~Prolog~
Lia beobachtete die goldbraune Stute, die mit ihrem Fohlen über die große Weide galoppierte. Die Stute hatte wunderschöne, schwungvolle Gänge und Lia konnte sich kaum an den Pferden sattsehen. Das Gras, in dem sie saß, pikste gegen ihre nackten Beine. Die Mittagssonne strahlte heiß auf Lia nieder. Sie schloss die Augen und hörte den donnernden Hufen der Pferde zu. Lia saß oft an dieser Koppel. Sie saß einfach nur da und beobachtete die Pferde. Am schönsten war es hier im Frühjahr, wenn die ganzen jungen Fohlen wild miteinander spielten.
Sie hörte wie eines der Pferde näher kam. Es stupste sie sanft an und Lia schlug die Augen wieder auf. Das Pferd war die wunderschöne, goldbraune Stute, deren kleines Fohlen neben ihr stand und Lia neugierig beäugte. Das Fell der braunen Stute glänzte in der Sonne, wie flüssiges Gold.

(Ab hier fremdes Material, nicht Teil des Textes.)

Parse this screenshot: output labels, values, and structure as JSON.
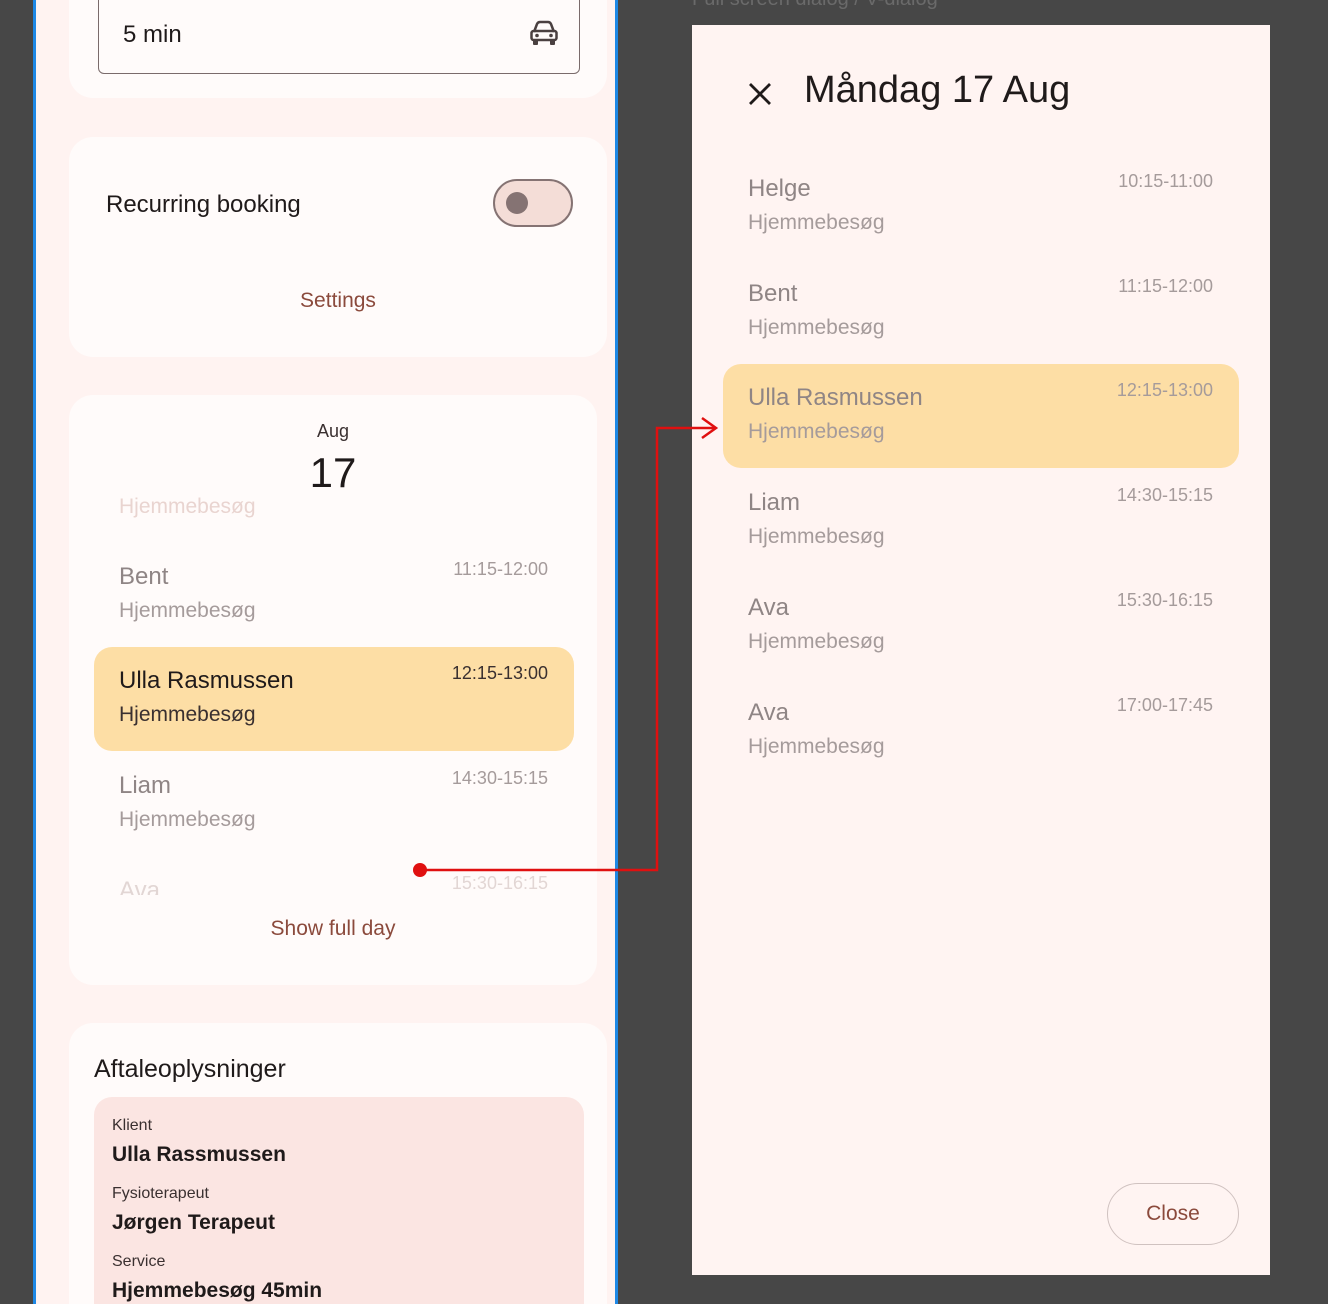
{
  "travel": {
    "value": "5 min",
    "icon": "car-icon"
  },
  "recurring": {
    "label": "Recurring booking",
    "enabled": false,
    "settings_label": "Settings"
  },
  "day_preview": {
    "month": "Aug",
    "day": "17",
    "top_faded_service": "Hjemmebesøg",
    "appointments": [
      {
        "name": "Bent",
        "service": "Hjemmebesøg",
        "time": "11:15-12:00"
      },
      {
        "name": "Ulla Rasmussen",
        "service": "Hjemmebesøg",
        "time": "12:15-13:00",
        "selected": true
      },
      {
        "name": "Liam",
        "service": "Hjemmebesøg",
        "time": "14:30-15:15"
      },
      {
        "name": "Ava",
        "time": "15:30-16:15"
      }
    ],
    "show_full_label": "Show full day"
  },
  "info": {
    "title": "Aftaleoplysninger",
    "client_label": "Klient",
    "client_value": "Ulla Rassmussen",
    "therapist_label": "Fysioterapeut",
    "therapist_value": "Jørgen Terapeut",
    "service_label": "Service",
    "service_value": "Hjemmebesøg 45min"
  },
  "dialog": {
    "caption": "Full screen dialog / V-dialog",
    "title": "Måndag 17 Aug",
    "appointments": [
      {
        "name": "Helge",
        "service": "Hjemmebesøg",
        "time": "10:15-11:00"
      },
      {
        "name": "Bent",
        "service": "Hjemmebesøg",
        "time": "11:15-12:00"
      },
      {
        "name": "Ulla Rasmussen",
        "service": "Hjemmebesøg",
        "time": "12:15-13:00",
        "selected": true
      },
      {
        "name": "Liam",
        "service": "Hjemmebesøg",
        "time": "14:30-15:15"
      },
      {
        "name": "Ava",
        "service": "Hjemmebesøg",
        "time": "15:30-16:15"
      },
      {
        "name": "Ava",
        "service": "Hjemmebesøg",
        "time": "17:00-17:45"
      }
    ],
    "close_label": "Close"
  },
  "colors": {
    "accent": "#8b4a3c",
    "selected": "#fddea5",
    "connector": "#e01010",
    "frame": "#1e88e5"
  }
}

Lia kramte in ihrem Rucksack, nach der alten Kamera, die sie letztes Jahr von ihrer Heim Betreuerin Annika zum Geburtstag bekommen hatte. Sie fand die Kamera schnell, doch als sie diese rausziehen wollte, berührte ihre Hand etwas kaltes, ledriges. Es war das alte Tagebuch ihrer Mutter, die vor langer Zeit verstorbenen war. Das Tagebuch war in braunes Leder gefasst und die Seiten waren schon ziemlich zerfleddert. Es bewahrte ihr größtes Geheimnis. Ein Geheimnis, das ein großes Ausmaß auf ihre Zukunft haben konnte, sollte es jemand herausfinden.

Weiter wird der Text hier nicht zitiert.